Bernardo Congote
Miembro del Comité Internacional de la FYL

 

Desde hace mucho ciertos sembradores de odio vienen engordando ovejas en su rebaño… para luego comérselas.

Es curioso que los que cavan las grietas sociales ofendiendo a sus adversarios, sean los que se arropan en el discurso del odio como mecanismo de defensa. Para ellos, el odio lo explica todo.

Más o menos haciendo como el ladrón que, cometida su fechoría, señalando para otra parte gritando: ¡ladrón! ¡ladrón! mientras esconde su botín.

El fuego odiador acaba de atizarse en la Argentina con el (¿premeditadamente fallido?) atentado contra Cristina.

Así como ella mismo lo advirtió meses atrás, sus pastores acaban de “resolver” el delito odiando a sus opositores.

La Cámpora y las Victoria Dondas, dueñas del discurso del odio, no han hecho más que sacar de los archivos que la propia Cristina ha predicado que los argentinos que no están de acuerdo con ella ¡odian a la Argentina!

El mismo Maduro, tan amigo de Cristina, no hace mucho decretó la Ley Constitucional contra el Odio, por la Convivencia Pacífica y la Tolerancia.

¿Y por qué el odio se ha vuelto la cantinela de casi todos los dictadorzuelos?

Porque el odio crece en proporción inversa al nivel del conocimiento. Recordando a Nietzsche,  “… el conocimiento va implantando un nuevo hábito: el de comprender, el de no amar ni odiar, el de ver desde lo alto…”]

Pero “ver desde lo alto” no está reservado para los dictadorzuelos.
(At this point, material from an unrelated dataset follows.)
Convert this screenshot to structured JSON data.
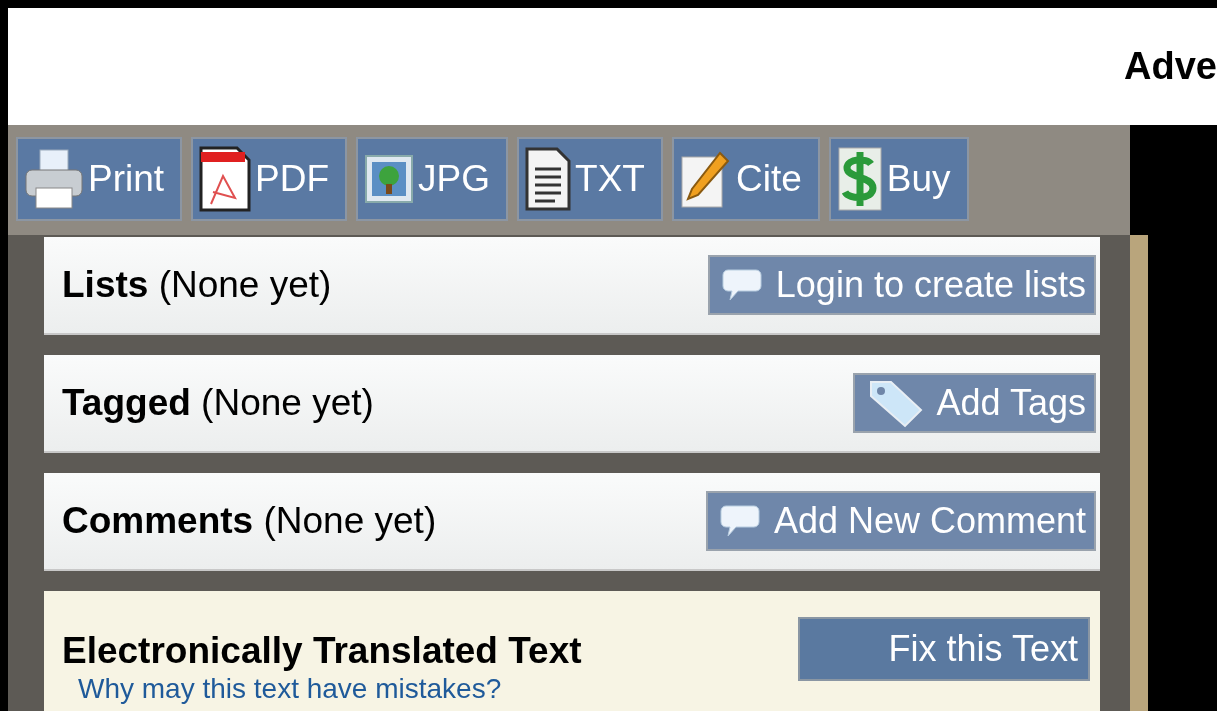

Afectados por un narcisismo destructivo, apenas si logran verse a ellos mismos.
Odiar, tanto como Amar, es fácil. E incluso superfluo en política. Son pasiones menores que en política, no sirven para avanzar en algún sentido.
Los odiadores se mueven como corchos en remolino. Cristina, Chávez, Maduro, se han hecho profesionales del Odio. Poco les hará falta para decretar en sus países los orwellianos dos minutos semanales de odio.

Al dictador le queda difícil comprender. Ello exige del político ser capaz de verse y de ver al otro. De escucharse y de escuchar al otro. En suma, exige del político ser capaz de dialogar.

Es por eso que el diálogo no suele formar parte de las agendas de los dictadorzuelos. Un narciso sólo es capaz de dar órdenes. Y suele confundir oposición con conspiración.

Por ello el atentado contra Cristina terminaría siendo “responsabilidad” de los que odian a la Argentina. Haberla matado, razona su narciso, equivaldría a matar a la Argentina.

De allí que detrás del dictadorzuelo caminen los (auto) atentados terroristas. (Unos que terminan descubiertos como vulgares ardides que, obviamente, ¡nunca dan en el blanco!).
El odio distrae. La calumnia odiadora enreda. Sus promotores buscan trampear a los adversarios. “Si odian al cabecilla, odian al sirviente”, insisten en probar.

No es posible desarrollar debate alguno en torno al odio. O en torno a las vulgaridades o las mentiras.

Como los odiadores se mueven a placer entre los rellenos sanitarios, buscan por todos los medios que sus adversarios caigan en ellos.

El pensante, el que busca comprender, enredado en el odio cae en arenas movedizas a merced de los odiadores.

El odio apenas les sirve a los enfermos. El odio alimenta las más bajas pasiones. Y ni la enfermedad ni las pasiones construyen algo en política.
Al narciso odiador le pesa hablar de investigación judicial, de imparcialidad en los jueces, del poder de las pruebas, etc. Tal como lo probó Trump, lo democrático les resulta una carga a los narcisos odiadores.

El narciso odiador apenas sabe interrumpir, poner zancadillas, calumniar, lanzar especies, distraer. Tirar la piedra y esconder la mano, como lo hizo Trump aquel 6 de enero discurseando en la Avenida Pennsylvania.
Convendría por tanto, que los que se han dejado enredar en el discurso del odio como explicación del atentado contra Cristina, se bajen de la nube y pongan pies a tierra.

No extraña que los dictadorzuelos se escondan en Twitter. 280 caracteres constituyen la anchura y longitud de sus cerebros. ¿Cómo esperar más de ellos?

¿Cómo esperar sino odios? ¿Cómo esperar sino calumnias?